Pioneer Information
Born at Shadwell, his family’s plantation near Charlottesville, Virginia, and educated at the College of William and Mary from which he graduated in 1762, the two-term President embodied the ideal of the ‘Renaissance Man,’ and became one of the nation’s most ardent agrarianists. An architect, scholar, inventor, and naturalist, he learned to survey in his youth, most likely from his father, for whom it was a profession.
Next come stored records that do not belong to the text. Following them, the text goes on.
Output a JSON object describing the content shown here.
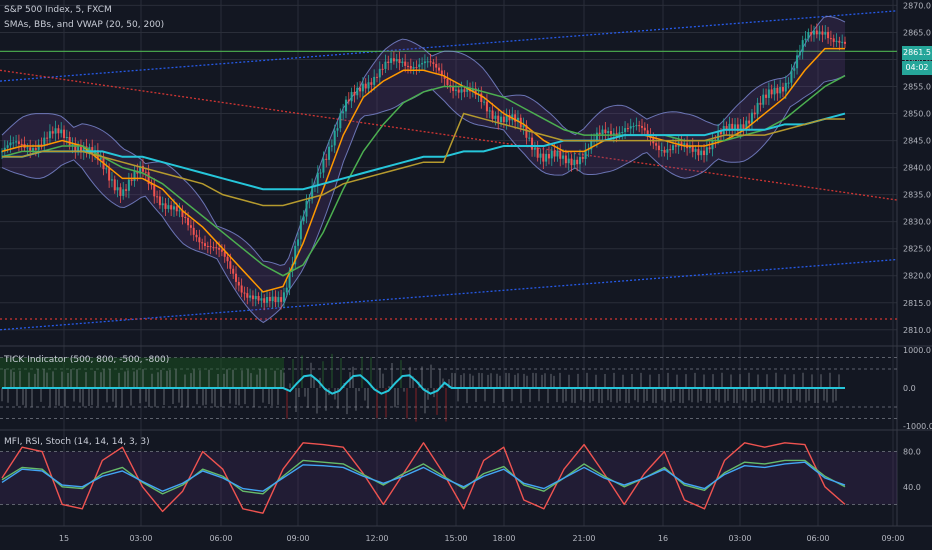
{
  "header": {
    "symbol": "S&P 500 Index, 5, FXCM",
    "indicators": "SMAs, BBs, and VWAP (20, 50, 200)"
  },
  "panels": {
    "tick_title": "TICK Indicator (500, 800, -500, -800)",
    "osc_title": "MFI, RSI, Stoch (14, 14, 14, 3, 3)"
  },
  "badges": {
    "price": "2861.5",
    "time": "04:02"
  },
  "colors": {
    "bg": "#131722",
    "grid": "#2a2e39",
    "up": "#26a69a",
    "down": "#ef5350",
    "sma20": "#ff9800",
    "sma50": "#4caf50",
    "sma200": "#26c6da",
    "vwap": "#b59a2e",
    "bb": "#7e8bd6",
    "blue_trend": "#2962ff",
    "red_trend": "#e53935",
    "hline": "#4caf50"
  },
  "chart_data": [
    {
      "type": "candlestick",
      "title": "S&P 500 Index, 5, FXCM",
      "ylim": [
        2807,
        2871
      ],
      "y_ticks": [
        2810.0,
        2815.0,
        2820.0,
        2825.0,
        2830.0,
        2835.0,
        2840.0,
        2845.0,
        2850.0,
        2855.0,
        2860.0,
        2865.0,
        2870.0
      ],
      "x_tick_labels": [
        "15",
        "03:00",
        "06:00",
        "09:00",
        "12:00",
        "15:00",
        "18:00",
        "21:00",
        "16",
        "03:00",
        "06:00",
        "09:00"
      ],
      "close_path": [
        2843,
        2844,
        2845,
        2846,
        2844,
        2840,
        2836,
        2839,
        2834,
        2830,
        2827,
        2823,
        2818,
        2814,
        2817,
        2830,
        2842,
        2850,
        2856,
        2858,
        2860,
        2859,
        2857,
        2854,
        2852,
        2849,
        2847,
        2842,
        2841,
        2843,
        2846,
        2848,
        2846,
        2844,
        2843,
        2844,
        2846,
        2849,
        2852,
        2856,
        2863,
        2866,
        2862
      ],
      "series": [
        {
          "name": "SMA 20",
          "values": [
            2843,
            2844,
            2844,
            2845,
            2844,
            2841,
            2838,
            2838,
            2836,
            2832,
            2829,
            2825,
            2821,
            2817,
            2818,
            2826,
            2836,
            2846,
            2853,
            2856,
            2858,
            2858,
            2857,
            2855,
            2853,
            2850,
            2848,
            2845,
            2843,
            2843,
            2845,
            2846,
            2846,
            2845,
            2844,
            2844,
            2845,
            2847,
            2850,
            2853,
            2858,
            2862,
            2862
          ]
        },
        {
          "name": "SMA 50",
          "values": [
            2842,
            2843,
            2843,
            2844,
            2844,
            2842,
            2840,
            2839,
            2837,
            2834,
            2831,
            2828,
            2825,
            2822,
            2820,
            2822,
            2828,
            2836,
            2843,
            2848,
            2852,
            2854,
            2855,
            2855,
            2854,
            2853,
            2851,
            2849,
            2847,
            2846,
            2846,
            2846,
            2846,
            2846,
            2845,
            2845,
            2845,
            2846,
            2847,
            2849,
            2852,
            2855,
            2857
          ]
        },
        {
          "name": "SMA 200",
          "values": [
            2842,
            2842,
            2843,
            2843,
            2843,
            2843,
            2842,
            2842,
            2841,
            2840,
            2839,
            2838,
            2837,
            2836,
            2836,
            2836,
            2837,
            2838,
            2839,
            2840,
            2841,
            2842,
            2842,
            2843,
            2843,
            2844,
            2844,
            2844,
            2845,
            2845,
            2845,
            2846,
            2846,
            2846,
            2846,
            2846,
            2847,
            2847,
            2847,
            2848,
            2848,
            2849,
            2850
          ]
        },
        {
          "name": "VWAP",
          "values": [
            2842,
            2842,
            2843,
            2843,
            2843,
            2842,
            2841,
            2840,
            2839,
            2838,
            2837,
            2835,
            2834,
            2833,
            2833,
            2834,
            2835,
            2837,
            2838,
            2839,
            2840,
            2841,
            2841,
            2850,
            2849,
            2848,
            2847,
            2846,
            2845,
            2845,
            2845,
            2845,
            2845,
            2845,
            2845,
            2845,
            2846,
            2846,
            2846,
            2847,
            2848,
            2849,
            2849
          ]
        }
      ],
      "trendlines": [
        {
          "name": "upper blue",
          "from": [
            0,
            2856
          ],
          "to": [
            1,
            2869
          ]
        },
        {
          "name": "lower blue",
          "from": [
            0,
            2810
          ],
          "to": [
            1,
            2823
          ]
        },
        {
          "name": "red diagonal",
          "from": [
            0,
            2858
          ],
          "to": [
            1,
            2834
          ]
        },
        {
          "name": "red horizontal",
          "from": [
            0,
            2812
          ],
          "to": [
            1,
            2812
          ]
        },
        {
          "name": "green horizontal",
          "from": [
            0,
            2861.5
          ],
          "to": [
            1,
            2861.5
          ]
        }
      ]
    },
    {
      "type": "area",
      "title": "TICK Indicator (500, 800, -500, -800)",
      "ylim": [
        -1000,
        1000
      ],
      "y_ticks": [
        -1000.0,
        0.0,
        1000.0
      ],
      "levels": [
        800,
        500,
        -500,
        -800
      ]
    },
    {
      "type": "line",
      "title": "MFI, RSI, Stoch (14, 14, 14, 3, 3)",
      "ylim": [
        0,
        100
      ],
      "y_ticks": [
        40.0,
        80.0
      ],
      "levels": [
        80,
        20
      ],
      "series": [
        {
          "name": "Stoch",
          "values": [
            50,
            85,
            80,
            20,
            15,
            70,
            85,
            40,
            12,
            35,
            80,
            60,
            15,
            10,
            60,
            90,
            88,
            85,
            55,
            20,
            55,
            90,
            55,
            15,
            70,
            85,
            25,
            15,
            60,
            88,
            55,
            20,
            55,
            80,
            25,
            15,
            70,
            90,
            85,
            90,
            88,
            40,
            20
          ]
        },
        {
          "name": "RSI",
          "values": [
            48,
            62,
            60,
            40,
            38,
            55,
            62,
            45,
            32,
            42,
            60,
            52,
            35,
            32,
            52,
            70,
            68,
            66,
            54,
            42,
            55,
            66,
            52,
            38,
            55,
            63,
            42,
            35,
            50,
            66,
            52,
            40,
            50,
            62,
            42,
            36,
            56,
            68,
            66,
            70,
            70,
            52,
            40
          ]
        },
        {
          "name": "MFI",
          "values": [
            45,
            60,
            58,
            42,
            40,
            52,
            58,
            46,
            35,
            44,
            58,
            50,
            38,
            35,
            50,
            65,
            64,
            62,
            52,
            44,
            52,
            62,
            50,
            40,
            52,
            60,
            44,
            38,
            50,
            62,
            50,
            42,
            50,
            60,
            44,
            38,
            54,
            64,
            62,
            66,
            68,
            50,
            42
          ]
        }
      ]
    }
  ]
}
Jefferson’s interest in landscape gardening blossomed early with his purchase of John James’ Theory and Practice of Gardening in 1765, which codified the practice of making geometrical gardens. Moreover, he was convinced by the work of Henry Home, Lord Kames, Elements of Criticism, that garden design was a fine art. Five years spent in Paris from 1784 to 1789 allowed Jefferson to travel throughout Western Europe and England, and familiarized him firsthand with European and English landscapes. Jefferson's designs for his own residences, Monticello and Poplar Forest, as well as for the University of Virginia, evince his rationalist approach to landscape gardening, his use of geometrical arrangements and terracing, and his affinity for melding architecture with the surrounding site. Since its opening in 1825, just one year before Jefferson's death, his Academical Village at the University of Virginia has had a profound influence on the planning of other American university campuses.